Alles auf Anfang?
von Nikolas Tsamourtzis

Auf den ersten Blick fühlt sich dieses Jahresende fast genauso an wie das in 2020 – aber eben nur fast.

Verstehen Sie mich nicht falsch. Persönlich habe ich keinerlei Verständnis für den fanatischen Teil der Impfgegner, die geltende Beschränkungen mit der Judenverfolgung im Dritten Reich gleichsetzen, Judensterne auf Türen von Geschäften kleben oder handgreiflich und gewalttätig gegenüber Mediziner:innen, Politiker:innen oder anderen Personen werden, die sich für Impfungen und das Einhalten geltender Maßnahmen einsetzen!

Doch auch wenn es mir schwerfällt zu verstehen, wie man mehr Angst vor den möglichen Nebenwirkungen einer Impfung haben kann als vor den Auswirkungen einer Infektion, so bin ich auch der Überzeugung, dass diese Ängste allein kein Grund sind, die davon betroffenen Personen in dieselbe Ecke zu stellen.

Wie unverhältnismäßig die Angst ist, sieht man schon an folgenden Zahlen: An schweren durch Impfungen verursachten Nebenwirkungen sind bis zum 30.09.2021 insgesamt 1.802 Menschen in unterschiedlichem zeitlichen Abstand zur Impfung verstorben, bei bis zum selben Datum knapp 110 Millionen verabreichten Impfdosen. Unter den 6,2 Millionen offiziell an Corona erkrankten Menschen sind hingegen 108.000 Tote zu beklagen. Und selbst wenn die Dunkelziffer von Symptomlosen und Ungetesteten weit höher läge, wäre das Risiko durch eine Erkrankung zu sterben oder durch einen schweren Verlauf bleibende Schäden zu nehmen, um ein Vielfaches höher.

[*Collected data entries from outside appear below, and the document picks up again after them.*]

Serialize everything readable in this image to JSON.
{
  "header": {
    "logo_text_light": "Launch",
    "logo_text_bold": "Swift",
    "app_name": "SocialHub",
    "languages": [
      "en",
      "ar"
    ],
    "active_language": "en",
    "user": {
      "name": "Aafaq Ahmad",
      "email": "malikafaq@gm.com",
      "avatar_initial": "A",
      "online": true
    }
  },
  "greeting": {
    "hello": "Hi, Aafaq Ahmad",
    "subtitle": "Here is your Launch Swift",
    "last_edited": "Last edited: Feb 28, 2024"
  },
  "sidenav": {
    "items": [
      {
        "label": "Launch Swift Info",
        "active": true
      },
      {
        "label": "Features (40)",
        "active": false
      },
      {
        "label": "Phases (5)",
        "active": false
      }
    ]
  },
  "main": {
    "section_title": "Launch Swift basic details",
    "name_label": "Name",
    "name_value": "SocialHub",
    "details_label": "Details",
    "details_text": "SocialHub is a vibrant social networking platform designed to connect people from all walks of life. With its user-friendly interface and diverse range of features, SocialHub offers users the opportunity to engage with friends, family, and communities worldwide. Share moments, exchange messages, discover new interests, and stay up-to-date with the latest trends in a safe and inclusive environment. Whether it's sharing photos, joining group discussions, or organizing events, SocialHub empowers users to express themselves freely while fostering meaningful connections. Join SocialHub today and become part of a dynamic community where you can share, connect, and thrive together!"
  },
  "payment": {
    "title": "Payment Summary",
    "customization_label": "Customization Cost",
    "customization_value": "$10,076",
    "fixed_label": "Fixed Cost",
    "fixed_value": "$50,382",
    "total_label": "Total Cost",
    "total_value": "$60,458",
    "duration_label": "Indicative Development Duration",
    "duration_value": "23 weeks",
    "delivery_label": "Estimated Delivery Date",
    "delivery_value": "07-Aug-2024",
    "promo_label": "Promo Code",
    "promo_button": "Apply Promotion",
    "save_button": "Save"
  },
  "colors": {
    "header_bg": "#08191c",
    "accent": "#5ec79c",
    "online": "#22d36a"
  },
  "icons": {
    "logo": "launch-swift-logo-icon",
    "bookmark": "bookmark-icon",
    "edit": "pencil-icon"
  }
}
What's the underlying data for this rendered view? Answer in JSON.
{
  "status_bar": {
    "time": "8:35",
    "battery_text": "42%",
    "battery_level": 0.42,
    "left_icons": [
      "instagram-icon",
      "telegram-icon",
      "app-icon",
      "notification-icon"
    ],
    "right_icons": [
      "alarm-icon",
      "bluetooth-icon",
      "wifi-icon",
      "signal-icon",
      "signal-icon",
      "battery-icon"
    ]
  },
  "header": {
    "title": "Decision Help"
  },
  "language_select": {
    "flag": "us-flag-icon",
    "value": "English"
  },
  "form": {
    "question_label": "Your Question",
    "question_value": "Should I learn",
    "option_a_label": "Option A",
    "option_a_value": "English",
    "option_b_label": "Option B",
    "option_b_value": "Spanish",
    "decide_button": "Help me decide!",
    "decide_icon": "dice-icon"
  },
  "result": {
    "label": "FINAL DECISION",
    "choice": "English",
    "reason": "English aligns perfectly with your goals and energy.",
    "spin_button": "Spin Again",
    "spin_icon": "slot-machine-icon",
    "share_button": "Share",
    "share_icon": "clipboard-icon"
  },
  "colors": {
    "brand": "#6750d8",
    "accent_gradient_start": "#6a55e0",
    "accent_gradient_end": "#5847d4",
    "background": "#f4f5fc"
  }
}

Für mich bleibt daher zu hoffen, dass all jene bisher Ungeimpften, die nicht zu den radikalisierten Impfgegner:innen gehören, doch noch ihre Bedenken überwinden und sich dazu durchringen können, das Impfangebot anzunehmen – in der stillen Hoffnung, dass ich nächstes Jahr um dieselbe Zeit nicht noch einmal über dasselbe Thema schreiben muss.

In diesem Sinne, bleiben Sie gesund, genießen Sie die Ruhe zwischen den Jahren und rutschen Sie gut ins Neue.